Thinking about it made me draw an eerie specter of Don Quixote, the feudal fossil that haunted the capitalist world. He lurks outside its neon-lit cities and waits for an opportunity to attack its industries that are the updated windmills. I took Picasso's famous ink sketch and redrew it as a literal representation of Don Quixote's skeletal figure in three dimensions.

To the Spanish communist Pablo Picasso, Don Quixote may have been a heroic, if comical, social justice warrior. To Miguel Cervantes, who had created this character four hundred years ago, Don Quixote was an archetypal delirious fruitcake who wanted to change the world by turning the clock back to the idealized era that had never existed.

This bit stuck with me because I have just re-read Don Quixote, the first time being in school for assignment. My instructor and popular opinion would have you believe that Quixote was the epitome of chivalry and how things should be. Cervantes makes it clear at the very beginning that a jack-o-lantern has more light behind its eyes than Don Quixote, and by the time he charged the group of travelers and his horse fell, I was cheering for the dude thrashing him.

Back to the book. At $39.70 it seems a bit much for a short paperback, but you will see the illustrations, such as Don Quixote, that Mr. Atbashian created. This is a quality publication and well worth the $40 dollars. I hope the electron version includes the illustrations, as they are the spine of story.
I checked the Kindle version, It does.
If you have not read Shakedown Socialism, give it a read too.

This Week in Emergency Preparedness

Guess there were some springtime storms in the Texas Panhandle last night, which makes it Spring Tornado Season. Pack accordingly and keep an eye out. Especially you all along the Mississippi river system as the Nebraska flood waters work downstream: that crest meeting with a local storm would cause some flooding real quick, especially if the area is already saturated.

How is your boogie bag?

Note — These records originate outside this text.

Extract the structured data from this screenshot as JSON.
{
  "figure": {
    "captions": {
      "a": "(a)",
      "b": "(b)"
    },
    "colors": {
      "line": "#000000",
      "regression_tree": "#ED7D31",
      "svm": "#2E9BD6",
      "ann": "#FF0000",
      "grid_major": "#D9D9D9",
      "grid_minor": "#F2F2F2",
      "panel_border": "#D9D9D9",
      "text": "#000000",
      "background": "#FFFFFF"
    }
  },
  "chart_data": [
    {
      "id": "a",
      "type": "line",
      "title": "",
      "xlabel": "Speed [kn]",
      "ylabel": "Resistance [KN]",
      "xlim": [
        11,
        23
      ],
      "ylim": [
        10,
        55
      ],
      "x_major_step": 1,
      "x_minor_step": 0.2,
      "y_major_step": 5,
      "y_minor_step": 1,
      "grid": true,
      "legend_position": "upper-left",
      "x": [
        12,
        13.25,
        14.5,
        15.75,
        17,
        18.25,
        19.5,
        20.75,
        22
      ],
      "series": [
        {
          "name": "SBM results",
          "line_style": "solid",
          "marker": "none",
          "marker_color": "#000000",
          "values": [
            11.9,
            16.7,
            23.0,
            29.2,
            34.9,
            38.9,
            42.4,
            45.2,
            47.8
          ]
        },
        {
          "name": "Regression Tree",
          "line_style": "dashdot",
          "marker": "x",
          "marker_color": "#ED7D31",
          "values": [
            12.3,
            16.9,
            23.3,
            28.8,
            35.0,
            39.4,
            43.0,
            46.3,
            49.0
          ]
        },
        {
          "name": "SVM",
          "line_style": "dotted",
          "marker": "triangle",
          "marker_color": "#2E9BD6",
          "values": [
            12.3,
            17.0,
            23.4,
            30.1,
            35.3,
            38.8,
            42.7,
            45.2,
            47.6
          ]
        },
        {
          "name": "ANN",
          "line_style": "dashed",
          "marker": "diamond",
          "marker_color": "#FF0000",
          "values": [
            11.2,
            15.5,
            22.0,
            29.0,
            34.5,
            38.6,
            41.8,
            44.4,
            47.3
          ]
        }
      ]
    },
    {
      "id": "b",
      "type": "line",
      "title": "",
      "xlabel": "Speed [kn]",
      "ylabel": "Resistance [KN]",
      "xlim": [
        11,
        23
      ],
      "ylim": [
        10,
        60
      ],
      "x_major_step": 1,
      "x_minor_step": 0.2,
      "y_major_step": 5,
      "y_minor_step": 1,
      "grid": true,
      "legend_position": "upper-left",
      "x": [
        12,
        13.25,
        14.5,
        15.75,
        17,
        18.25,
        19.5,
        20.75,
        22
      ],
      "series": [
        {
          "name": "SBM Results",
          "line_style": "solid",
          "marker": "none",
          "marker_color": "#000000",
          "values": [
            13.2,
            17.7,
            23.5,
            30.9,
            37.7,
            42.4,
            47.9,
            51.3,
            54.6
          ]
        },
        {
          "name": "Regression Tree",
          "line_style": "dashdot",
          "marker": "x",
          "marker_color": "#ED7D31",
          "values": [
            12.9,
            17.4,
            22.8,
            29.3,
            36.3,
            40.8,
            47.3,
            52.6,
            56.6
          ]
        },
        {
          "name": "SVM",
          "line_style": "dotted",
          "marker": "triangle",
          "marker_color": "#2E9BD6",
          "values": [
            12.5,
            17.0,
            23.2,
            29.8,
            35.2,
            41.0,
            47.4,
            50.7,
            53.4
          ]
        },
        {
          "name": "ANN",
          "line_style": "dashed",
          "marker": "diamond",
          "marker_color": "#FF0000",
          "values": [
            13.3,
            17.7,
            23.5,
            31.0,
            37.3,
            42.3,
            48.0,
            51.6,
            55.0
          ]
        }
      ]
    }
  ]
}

New tech keeps coming out which expands your emergency kit and improves on the tools you have. Example: portable batteries for cell phones, electronics, etc. These things are as small as a deck of cards and will keep your communications up and running. Got an extra charging cord in your kit? Real aid is finally making its way into Nebraska...let's call it T+6 days - are you prepared for you and yours to be on a cot in a gym for that long before substantial help arrives? Emergency blankets take up almost no space. Marine/boating emergency food is highly compact and will get you by.

Take a minute this weekend during sportsball halftime or the walking soap opera and peek through your kit, or get one started. Because one second you may be sheltering from a 50mph blizzard, and the next a wall of water 10' tall is coming towards you. Looking at you, California and your snow pack.
Posted by:swksvolFF

#3  Book is full of lines like that; it was tough to pick a passage.
Posted by: swksvolFF   2019-03-24 13:38  

#2   Eventually some sappy thinkers invented "feudalism with a human face" and called is socialism

Feudalism with a human face, yeah I'm stealing that!
Thanks, swksvolFF.
Posted by: SteveS   2019-03-24 13:17  

#1  Hurrrah, a TWiB!!

Bought Shakedown Socialism on Kindle and downloaded the Kindle sample chapters of Hotel USSR. Trying to stay within my book budget is haaaarrd!